La Minestra di Selinunte

Glorious Selinunte was raised up seven centuries before Christ and named by the Greeks after the wild, celerylike plant selinon, which then blanketed its riparian hills that fell to the sea. For us, the rests at Selinunte, more than any of the other Greek evidences, are the masterworks transcendent on Sicilia. There one can enter the great temples rather than stay, dutifully, achingly, behind a cordon. Hence, the temples there seem more familiar. One can remain, for a while, in the company of the old gods, to see the light change or to watch four chestnut horses, a newly foaled colt, and a fat, fluffy-haired donkey roaming over the fallow of broken marbles as though it were some ordinary meadow. One can eavesdrop on the discourse between two white doves until the silence comes—piano, pianissimo, save only the whisperings of wings. Some of the people we met who live in Castelvetrano, near Selinunte, spoke to us of a soup they remembered their grandmothers and aunts having made from a selinon-like plant that grew along the coast. They remembered it being smooth and cold, with a strong, almost bitter sort of celery flavor. Alas, neither selinon nor other wild grasses of its ilk are to be found.

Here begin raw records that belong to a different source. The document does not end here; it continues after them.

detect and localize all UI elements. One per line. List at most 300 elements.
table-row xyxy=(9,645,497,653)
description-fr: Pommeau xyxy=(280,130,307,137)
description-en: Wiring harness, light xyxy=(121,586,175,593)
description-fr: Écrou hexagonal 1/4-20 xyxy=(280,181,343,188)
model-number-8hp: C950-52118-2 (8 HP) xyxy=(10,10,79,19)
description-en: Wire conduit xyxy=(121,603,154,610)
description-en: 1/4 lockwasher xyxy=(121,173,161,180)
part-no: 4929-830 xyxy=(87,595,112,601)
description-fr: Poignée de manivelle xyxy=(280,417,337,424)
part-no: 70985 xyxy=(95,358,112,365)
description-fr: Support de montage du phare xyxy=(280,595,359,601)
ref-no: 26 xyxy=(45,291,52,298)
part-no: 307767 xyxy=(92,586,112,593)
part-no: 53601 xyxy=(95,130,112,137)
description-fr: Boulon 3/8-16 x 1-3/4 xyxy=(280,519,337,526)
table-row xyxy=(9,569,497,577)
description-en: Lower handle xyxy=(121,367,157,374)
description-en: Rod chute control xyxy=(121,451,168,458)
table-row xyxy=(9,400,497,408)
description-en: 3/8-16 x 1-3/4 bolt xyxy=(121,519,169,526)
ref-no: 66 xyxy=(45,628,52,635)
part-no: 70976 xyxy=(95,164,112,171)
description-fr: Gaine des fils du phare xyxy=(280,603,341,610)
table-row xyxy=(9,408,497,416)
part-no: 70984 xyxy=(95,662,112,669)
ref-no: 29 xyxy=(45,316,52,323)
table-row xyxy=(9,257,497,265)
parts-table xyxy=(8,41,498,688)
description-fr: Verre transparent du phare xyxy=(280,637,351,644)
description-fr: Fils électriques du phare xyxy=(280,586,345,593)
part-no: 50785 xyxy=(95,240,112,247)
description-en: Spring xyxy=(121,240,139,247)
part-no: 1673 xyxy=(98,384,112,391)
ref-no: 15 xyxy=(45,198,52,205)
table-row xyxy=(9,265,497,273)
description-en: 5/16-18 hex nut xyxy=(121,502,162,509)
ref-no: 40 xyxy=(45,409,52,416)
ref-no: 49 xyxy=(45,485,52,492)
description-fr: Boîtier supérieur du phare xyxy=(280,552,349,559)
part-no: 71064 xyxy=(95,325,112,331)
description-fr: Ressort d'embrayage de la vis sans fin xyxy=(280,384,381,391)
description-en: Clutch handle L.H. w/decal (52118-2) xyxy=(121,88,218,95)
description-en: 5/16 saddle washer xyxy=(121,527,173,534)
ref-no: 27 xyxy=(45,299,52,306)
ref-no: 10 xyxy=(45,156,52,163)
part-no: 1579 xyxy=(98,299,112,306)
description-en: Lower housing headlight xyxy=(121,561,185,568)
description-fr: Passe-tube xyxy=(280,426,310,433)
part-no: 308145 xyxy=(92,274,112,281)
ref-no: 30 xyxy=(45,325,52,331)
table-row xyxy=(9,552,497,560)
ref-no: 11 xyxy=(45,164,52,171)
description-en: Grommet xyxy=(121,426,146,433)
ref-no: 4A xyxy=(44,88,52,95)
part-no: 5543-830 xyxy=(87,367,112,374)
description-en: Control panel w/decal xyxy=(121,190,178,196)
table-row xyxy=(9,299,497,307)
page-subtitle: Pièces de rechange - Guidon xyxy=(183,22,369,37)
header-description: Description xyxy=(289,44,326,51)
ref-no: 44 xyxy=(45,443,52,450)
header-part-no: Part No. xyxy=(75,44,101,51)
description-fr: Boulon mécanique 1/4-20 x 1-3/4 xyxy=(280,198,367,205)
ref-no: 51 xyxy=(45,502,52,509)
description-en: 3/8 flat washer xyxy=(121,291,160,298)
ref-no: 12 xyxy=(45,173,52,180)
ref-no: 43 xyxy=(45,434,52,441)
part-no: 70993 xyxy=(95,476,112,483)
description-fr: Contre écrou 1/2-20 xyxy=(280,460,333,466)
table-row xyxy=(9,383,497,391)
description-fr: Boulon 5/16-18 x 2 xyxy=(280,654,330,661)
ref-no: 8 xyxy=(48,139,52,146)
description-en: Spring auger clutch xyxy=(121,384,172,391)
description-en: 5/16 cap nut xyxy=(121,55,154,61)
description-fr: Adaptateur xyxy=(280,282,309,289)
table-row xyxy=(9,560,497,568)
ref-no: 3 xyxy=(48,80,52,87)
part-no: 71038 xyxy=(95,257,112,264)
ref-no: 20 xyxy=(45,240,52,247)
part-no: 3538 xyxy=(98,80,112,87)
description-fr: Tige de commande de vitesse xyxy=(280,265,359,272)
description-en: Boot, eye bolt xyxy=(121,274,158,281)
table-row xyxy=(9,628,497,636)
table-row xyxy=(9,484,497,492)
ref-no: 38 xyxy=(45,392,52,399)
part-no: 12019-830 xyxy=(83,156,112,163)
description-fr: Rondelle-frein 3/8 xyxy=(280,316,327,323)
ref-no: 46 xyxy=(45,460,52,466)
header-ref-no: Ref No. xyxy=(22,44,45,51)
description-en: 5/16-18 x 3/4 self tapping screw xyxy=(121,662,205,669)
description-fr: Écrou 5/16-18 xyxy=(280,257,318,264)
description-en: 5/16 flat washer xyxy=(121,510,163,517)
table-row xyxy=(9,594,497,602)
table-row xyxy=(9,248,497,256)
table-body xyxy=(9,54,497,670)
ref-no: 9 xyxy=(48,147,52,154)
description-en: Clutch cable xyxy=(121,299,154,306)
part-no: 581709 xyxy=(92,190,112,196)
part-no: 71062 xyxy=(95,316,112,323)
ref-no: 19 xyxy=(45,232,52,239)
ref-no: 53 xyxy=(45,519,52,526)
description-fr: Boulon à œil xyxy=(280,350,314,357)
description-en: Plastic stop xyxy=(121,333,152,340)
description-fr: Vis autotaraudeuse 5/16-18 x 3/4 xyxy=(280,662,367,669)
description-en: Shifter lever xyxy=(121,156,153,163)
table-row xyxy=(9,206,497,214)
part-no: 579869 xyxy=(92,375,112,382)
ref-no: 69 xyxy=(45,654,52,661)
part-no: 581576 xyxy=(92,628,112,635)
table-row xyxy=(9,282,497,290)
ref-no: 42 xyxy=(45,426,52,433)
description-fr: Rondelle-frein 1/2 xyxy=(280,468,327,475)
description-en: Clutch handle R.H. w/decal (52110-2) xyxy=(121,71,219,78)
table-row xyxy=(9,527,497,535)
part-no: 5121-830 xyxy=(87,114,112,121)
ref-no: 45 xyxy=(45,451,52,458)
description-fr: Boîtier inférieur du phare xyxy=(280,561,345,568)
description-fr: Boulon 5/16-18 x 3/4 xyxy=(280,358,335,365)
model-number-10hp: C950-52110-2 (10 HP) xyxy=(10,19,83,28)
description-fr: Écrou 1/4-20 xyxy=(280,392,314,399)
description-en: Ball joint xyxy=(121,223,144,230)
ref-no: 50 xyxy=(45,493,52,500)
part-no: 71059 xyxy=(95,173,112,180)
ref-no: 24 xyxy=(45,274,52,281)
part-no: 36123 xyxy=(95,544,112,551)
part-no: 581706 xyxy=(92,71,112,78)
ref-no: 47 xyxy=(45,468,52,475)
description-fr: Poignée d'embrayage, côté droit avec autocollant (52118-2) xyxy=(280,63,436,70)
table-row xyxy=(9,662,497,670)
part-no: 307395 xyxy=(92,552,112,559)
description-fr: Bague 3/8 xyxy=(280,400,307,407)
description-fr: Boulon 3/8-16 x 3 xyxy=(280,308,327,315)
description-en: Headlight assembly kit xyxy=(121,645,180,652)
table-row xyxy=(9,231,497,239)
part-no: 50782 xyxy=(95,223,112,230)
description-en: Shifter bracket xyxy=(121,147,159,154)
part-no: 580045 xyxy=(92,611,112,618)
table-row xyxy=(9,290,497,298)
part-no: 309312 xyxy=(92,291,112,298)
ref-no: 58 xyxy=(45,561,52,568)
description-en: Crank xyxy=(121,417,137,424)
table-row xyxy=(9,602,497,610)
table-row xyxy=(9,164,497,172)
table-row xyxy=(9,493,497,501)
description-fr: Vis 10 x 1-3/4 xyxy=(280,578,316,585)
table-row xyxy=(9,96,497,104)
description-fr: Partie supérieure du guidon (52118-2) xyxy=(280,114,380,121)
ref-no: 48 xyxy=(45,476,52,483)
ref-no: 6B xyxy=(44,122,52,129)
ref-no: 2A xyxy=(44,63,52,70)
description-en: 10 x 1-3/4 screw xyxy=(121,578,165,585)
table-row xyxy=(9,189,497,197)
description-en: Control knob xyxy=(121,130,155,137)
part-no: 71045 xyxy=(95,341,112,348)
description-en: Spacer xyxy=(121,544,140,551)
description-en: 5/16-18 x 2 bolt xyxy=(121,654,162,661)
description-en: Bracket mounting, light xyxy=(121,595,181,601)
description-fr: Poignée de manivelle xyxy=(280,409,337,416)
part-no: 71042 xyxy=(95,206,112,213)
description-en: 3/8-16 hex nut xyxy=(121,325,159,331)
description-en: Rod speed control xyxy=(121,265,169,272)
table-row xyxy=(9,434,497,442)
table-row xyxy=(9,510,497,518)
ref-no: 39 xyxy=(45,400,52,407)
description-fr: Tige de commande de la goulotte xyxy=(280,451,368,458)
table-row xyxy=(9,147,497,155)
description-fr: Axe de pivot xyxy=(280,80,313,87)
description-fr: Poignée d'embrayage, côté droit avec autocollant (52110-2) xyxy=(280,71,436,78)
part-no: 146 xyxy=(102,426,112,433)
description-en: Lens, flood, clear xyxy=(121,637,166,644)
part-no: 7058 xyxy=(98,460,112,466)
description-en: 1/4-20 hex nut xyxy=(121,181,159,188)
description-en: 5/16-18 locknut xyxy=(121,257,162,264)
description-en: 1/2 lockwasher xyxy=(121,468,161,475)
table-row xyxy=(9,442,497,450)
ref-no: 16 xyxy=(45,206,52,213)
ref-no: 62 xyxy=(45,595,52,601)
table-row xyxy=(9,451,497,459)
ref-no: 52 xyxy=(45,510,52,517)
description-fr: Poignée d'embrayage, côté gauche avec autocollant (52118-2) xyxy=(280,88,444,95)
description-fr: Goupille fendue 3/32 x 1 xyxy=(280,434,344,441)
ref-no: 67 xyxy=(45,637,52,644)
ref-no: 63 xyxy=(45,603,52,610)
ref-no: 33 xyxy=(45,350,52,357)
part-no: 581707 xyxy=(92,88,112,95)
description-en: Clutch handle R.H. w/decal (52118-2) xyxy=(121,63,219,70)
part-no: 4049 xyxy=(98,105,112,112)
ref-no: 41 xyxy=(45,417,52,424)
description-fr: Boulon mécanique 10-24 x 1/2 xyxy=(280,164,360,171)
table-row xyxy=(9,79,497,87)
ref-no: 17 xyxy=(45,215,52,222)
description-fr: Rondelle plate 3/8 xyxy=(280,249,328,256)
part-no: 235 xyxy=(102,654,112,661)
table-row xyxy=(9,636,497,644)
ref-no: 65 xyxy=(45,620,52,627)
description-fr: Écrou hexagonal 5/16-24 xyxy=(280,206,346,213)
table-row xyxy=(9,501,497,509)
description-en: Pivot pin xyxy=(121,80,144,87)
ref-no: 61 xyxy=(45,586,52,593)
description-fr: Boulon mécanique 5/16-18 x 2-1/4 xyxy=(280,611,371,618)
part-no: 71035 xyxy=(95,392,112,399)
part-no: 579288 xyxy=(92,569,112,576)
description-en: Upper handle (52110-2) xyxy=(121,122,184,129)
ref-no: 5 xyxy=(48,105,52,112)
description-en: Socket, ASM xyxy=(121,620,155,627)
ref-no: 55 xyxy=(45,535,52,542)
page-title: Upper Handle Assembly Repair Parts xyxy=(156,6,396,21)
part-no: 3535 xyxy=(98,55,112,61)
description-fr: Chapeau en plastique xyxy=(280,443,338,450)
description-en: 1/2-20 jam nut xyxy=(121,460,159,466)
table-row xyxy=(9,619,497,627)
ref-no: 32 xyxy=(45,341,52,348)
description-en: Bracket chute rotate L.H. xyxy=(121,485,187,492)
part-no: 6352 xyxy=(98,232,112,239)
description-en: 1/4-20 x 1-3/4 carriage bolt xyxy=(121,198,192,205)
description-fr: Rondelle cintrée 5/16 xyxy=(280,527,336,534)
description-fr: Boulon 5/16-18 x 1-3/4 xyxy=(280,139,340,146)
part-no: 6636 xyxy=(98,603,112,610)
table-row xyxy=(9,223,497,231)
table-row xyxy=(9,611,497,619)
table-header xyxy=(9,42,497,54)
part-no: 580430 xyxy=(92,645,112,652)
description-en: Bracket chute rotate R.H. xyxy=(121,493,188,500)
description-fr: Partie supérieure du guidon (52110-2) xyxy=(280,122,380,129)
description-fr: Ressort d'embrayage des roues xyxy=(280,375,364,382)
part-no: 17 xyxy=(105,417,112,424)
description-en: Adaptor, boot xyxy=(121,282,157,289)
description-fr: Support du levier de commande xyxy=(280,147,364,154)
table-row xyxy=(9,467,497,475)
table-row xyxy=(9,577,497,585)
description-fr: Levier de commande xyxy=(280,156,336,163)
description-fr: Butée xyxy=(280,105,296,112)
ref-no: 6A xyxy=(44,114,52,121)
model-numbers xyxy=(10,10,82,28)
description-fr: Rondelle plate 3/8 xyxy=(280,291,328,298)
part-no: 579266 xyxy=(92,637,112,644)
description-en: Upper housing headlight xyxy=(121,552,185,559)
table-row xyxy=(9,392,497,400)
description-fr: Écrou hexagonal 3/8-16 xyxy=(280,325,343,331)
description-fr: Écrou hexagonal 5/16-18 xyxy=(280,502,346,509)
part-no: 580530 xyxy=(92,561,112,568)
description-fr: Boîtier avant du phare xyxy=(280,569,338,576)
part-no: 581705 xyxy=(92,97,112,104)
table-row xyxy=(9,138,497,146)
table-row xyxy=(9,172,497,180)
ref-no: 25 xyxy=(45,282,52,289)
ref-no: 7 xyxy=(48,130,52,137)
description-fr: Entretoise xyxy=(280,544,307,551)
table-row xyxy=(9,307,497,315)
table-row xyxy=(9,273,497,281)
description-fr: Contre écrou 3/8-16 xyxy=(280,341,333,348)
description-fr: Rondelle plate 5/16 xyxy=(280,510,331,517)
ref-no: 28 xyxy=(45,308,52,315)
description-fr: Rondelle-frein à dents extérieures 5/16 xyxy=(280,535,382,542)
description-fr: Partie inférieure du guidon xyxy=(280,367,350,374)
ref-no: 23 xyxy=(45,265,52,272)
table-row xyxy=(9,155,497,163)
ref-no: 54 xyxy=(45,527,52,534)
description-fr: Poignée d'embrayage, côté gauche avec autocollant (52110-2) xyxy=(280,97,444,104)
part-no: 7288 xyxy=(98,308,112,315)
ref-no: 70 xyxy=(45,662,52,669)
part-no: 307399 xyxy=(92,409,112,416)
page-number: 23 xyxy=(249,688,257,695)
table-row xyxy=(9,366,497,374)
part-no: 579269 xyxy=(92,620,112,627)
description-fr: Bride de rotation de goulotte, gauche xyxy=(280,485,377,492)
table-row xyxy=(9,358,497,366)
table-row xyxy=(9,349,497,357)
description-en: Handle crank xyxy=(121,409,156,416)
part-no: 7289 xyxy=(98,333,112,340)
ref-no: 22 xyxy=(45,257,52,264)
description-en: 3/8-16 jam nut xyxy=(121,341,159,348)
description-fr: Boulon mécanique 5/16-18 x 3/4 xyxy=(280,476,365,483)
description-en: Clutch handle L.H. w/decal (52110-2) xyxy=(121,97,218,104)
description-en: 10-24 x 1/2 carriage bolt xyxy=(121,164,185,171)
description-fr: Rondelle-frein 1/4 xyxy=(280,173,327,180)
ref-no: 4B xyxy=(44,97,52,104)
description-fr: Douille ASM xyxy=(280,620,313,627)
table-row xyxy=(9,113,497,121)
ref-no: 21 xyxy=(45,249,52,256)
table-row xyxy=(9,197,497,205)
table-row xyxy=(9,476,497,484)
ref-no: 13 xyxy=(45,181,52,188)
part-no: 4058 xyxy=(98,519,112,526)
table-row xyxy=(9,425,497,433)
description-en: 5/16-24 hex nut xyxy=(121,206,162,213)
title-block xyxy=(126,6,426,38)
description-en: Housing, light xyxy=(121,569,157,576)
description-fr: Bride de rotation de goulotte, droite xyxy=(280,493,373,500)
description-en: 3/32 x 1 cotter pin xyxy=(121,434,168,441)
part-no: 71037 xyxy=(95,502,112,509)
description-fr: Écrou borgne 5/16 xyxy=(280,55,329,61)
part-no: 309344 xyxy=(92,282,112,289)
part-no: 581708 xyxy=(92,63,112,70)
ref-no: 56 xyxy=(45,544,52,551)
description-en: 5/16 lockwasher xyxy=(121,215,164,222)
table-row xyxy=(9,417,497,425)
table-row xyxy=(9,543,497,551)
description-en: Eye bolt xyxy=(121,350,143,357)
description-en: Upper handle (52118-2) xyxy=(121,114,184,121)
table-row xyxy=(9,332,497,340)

But prompted by our friends’ taste memories and our own sweet keepsakes of Selinunte, we fashioned this satiny, soothing soup to be offered on the warmest of days.

Pasta Brasata con le Quaglie di San Giovanni da Fiore

A dish a hunter might prepare for his family even if his sack holds only a few birds, the quail are pan-roasted, pasta is added to its good liquors, the whole roasted in the oven, and carried to table as a piatto unico—one-dish meal.